At the start of a poker tournament is a good idea to get out of your comfort zone and make bets you are comfortable with. This helps to keep the game in momentum and turns an average poker tournament into a good tested poker tournament, you could even head into the poker tournament with a positive cash position if you have done your pre-planning.
If you start off with a bankroll of 100 big blinds, you should start off by playing tight. At this stage in the game all the other players will be doing 80-100 blinds so you need to make sure you are playing quality hands only and folding the absolute garbage.
The next stage in the game should be to loosen up a little bit and play more and more aggressive. If you have been playing very tight and you want to win a good number of chips then you should loosen up and play more hands, but you need to make sure you are playing good quality hands.
Now if you are in the late position and everyone is limping in then you should loosen up even more and play hands that would be normal to play in early position. Playing quality hands and being flexible in your starting hand selection is a great way to win chips in tournaments. You have to remember that just like casino poker, online tournament poker is totally a hit and miss game. You can win some, you can lose some. But in the long run you are looking at a meaty percentage of chips – why wouldn’t you want that when you are playing a game that is built around hitting your set and a million other things. Play your edges and you will be a winner.

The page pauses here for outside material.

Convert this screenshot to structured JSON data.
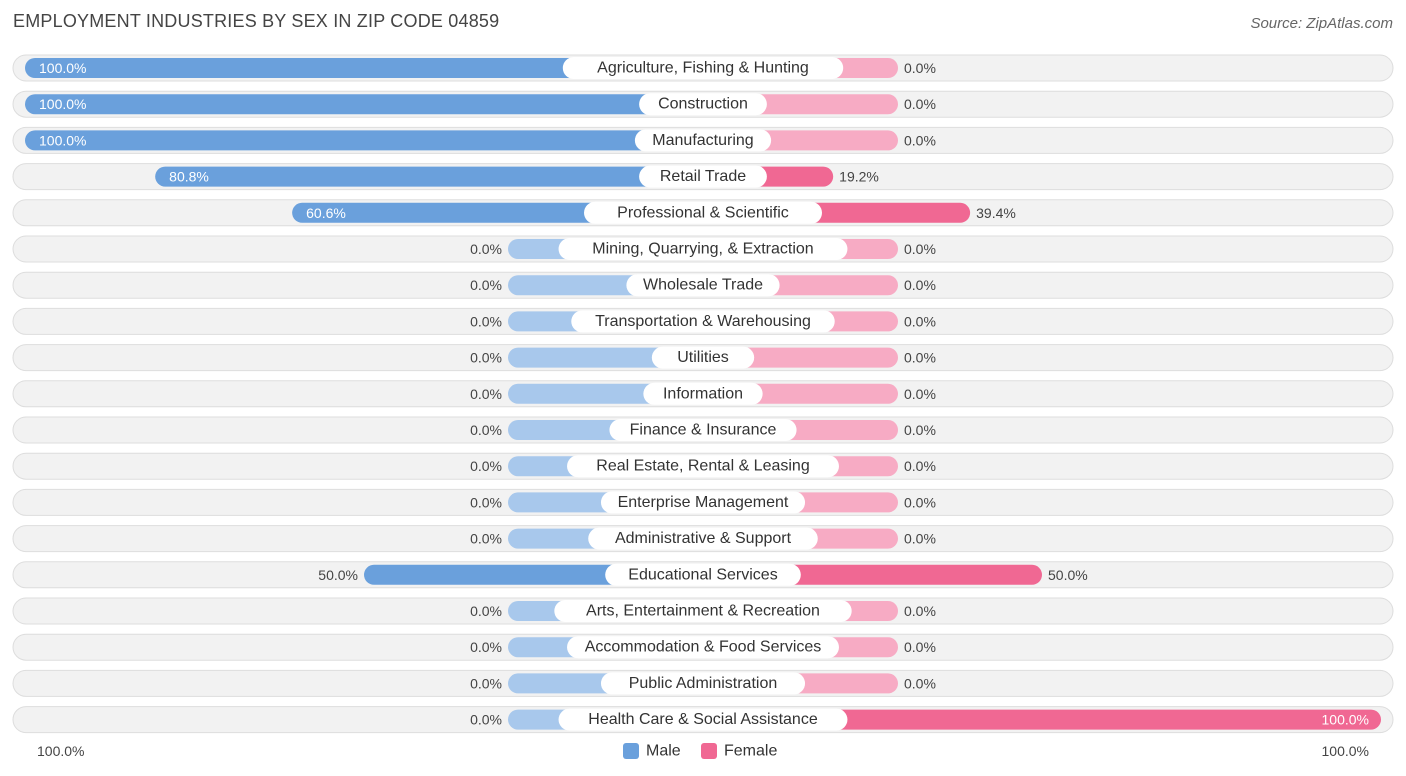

As the selective eye of a skilled player noticed, I had been playing a lot of Eric Friberg tournaments. There was a pattern among the MPO500 he was playing that a good percentage of the players he was seeing had some type of edge over him. His opponent in a tournament is like a marksman shooting at a moving target. The good player sees the target, calculates the odds, calculates the angle to get the target, shoots the target, and hopefully gets a point on the moving target and wins some chips. I have been phases like this many many times, the low chip game, the long grind, the patiently waiting for a good hand, the hitting the LAG and getting greedy against a shorthanded opponent, etc.
There are different techniques for different situations and most successful techniques are based on a good understanding of the math involved in the game. One of the most basic, and most commonly known fact – is the 47.37% of starting hands you’ll win versus the 42.7% of starting hands you’ll lose. For example, you’re sitting in middle position with a medium pocket pair, it’s folded around, so you make a half-pot bet of 3 dollars. The button raises in the big blind to 8 dollars, the small blind calls, and the big blind re-raises to 16 dollars. At this stage in the hand the pot is about 1.7 times the initial raiser’s bet. The small blind folds, the button calls, and the big blind calls.
The flop comes 3 J 9 rainbow. The big blind checks, the small blind bets 1 dollar, the button raises to 2 dollars, all other players fold. The turn is a 6 and the river an 8. The small blind checks, the button bets 2 dollars more, all other players fold. There is now a 21.7% chance the button will win the hand. The pot is now 9.3 times the initial pot size.
The nuts is if you have the better hand, you should bet the pot. Obviously, this does not always work, so we have a new technique. What we do is look at the pot size against the stack sizes of the opponents. If the pot is bigger than our opponents’ stacks, we should call. If it is smaller than his stack, we should fold. This technique is the key to profits in tournaments. Don’t call all the time, but when you’re sure you have the best hand, bet the pot.
This technique might seem basic, but it is the essence of successful no limit tournament play. Low risk play is the way to play. This is especially important in tournaments with firstime through third place payouts.